Mosquito fogging in Winhaven tonight

Staff Reports

Mosquito control workers plan to fog the Winhaven in Minden tonight.

According to the Douglas County Mosquito Abatement District's web site, fogging entails driving through the streets emitting a spray/fog in order to kill adult mosquitoes.

"The effectiveness of the fogging may last for an hour and up to three days depending on the environmental conditions and the number of adults present," according to the district. "We use ultralow volume chemicals. That means the mist comes out in micron droplets. Approximately a 1-ounce shot glass of adulticiding product will treat one acre of ground or 43,560 square feet."

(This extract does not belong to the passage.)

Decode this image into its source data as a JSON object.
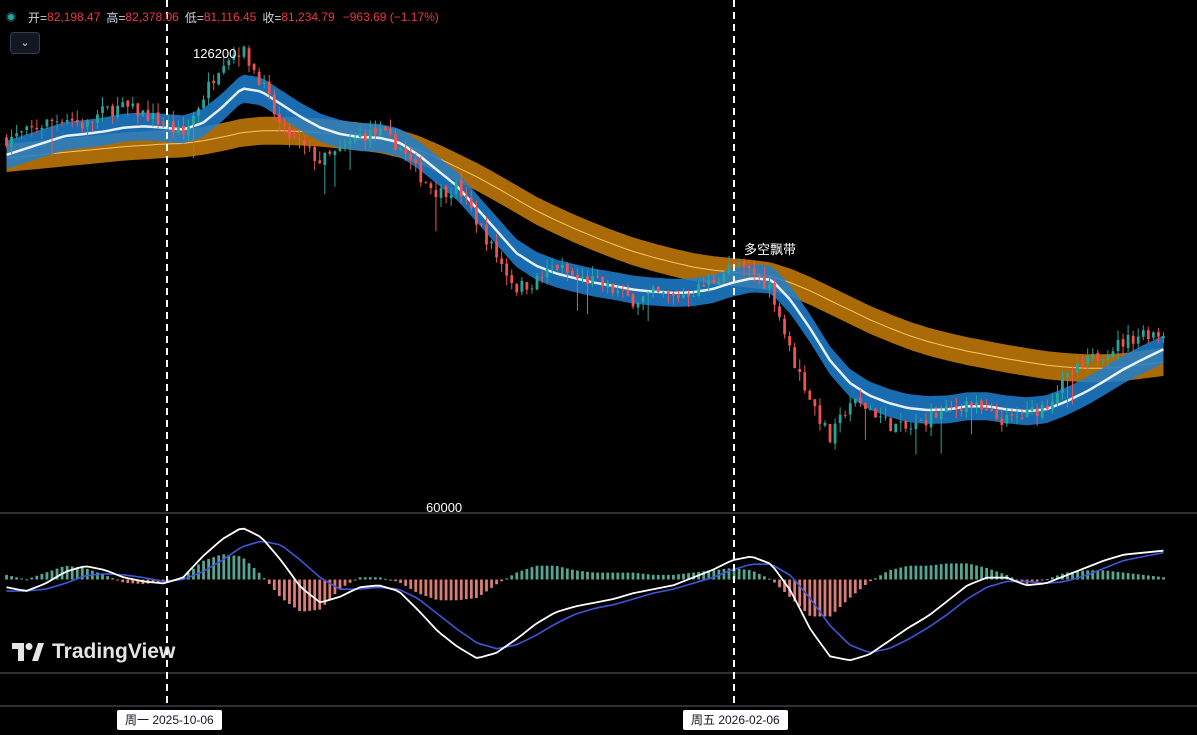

According to the district's web site, they require a minimum of 50 adult mosquitoes in a trap in order to schedule ground fogging.

For more information, visit https://dcmosquito.wixsite.com/dcmad

West Nile Virus

Human West Nile virus infections have been reported in Douglas County. Prevention is key in reducing the spread of West Nile Virus. The following preventive actions are recommended by the U.S. Centers for Disease Control and Prevention to reduce individual risk of mosquito-borne illness:

Apply an insect repellent containing DEET (N, N-diethyl-meta-toluamide) according to manufacturer’s directions. Repellents containing picaridin and oil of lemon eucalyptus also have some efficacy. However, DEET is the best-studied and most-effective repellent available. Try out different products to see which works best for you. Remember to reapply frequently as needed in heavily mosquito populated areas.

Avoid spending time outside when mosquitoes are most active, notably at dusk (the first two hours after sunset) and dawn.

Eliminate areas of standing water; including but not limited to bird baths, unmaintained swimming pools and sprinkler runoff, irrigation boxes, pots/buckets all of which support mosquito breeding. Please recheck your property after irrigation or rain storms.

Clean stock tanks as often as possible. They are a common breeding place if allowed to collect debris.

Make sure doors and windows have tight-fitting screens without tears or holes.

Wear pants and long-sleeved shirts, when outdoors.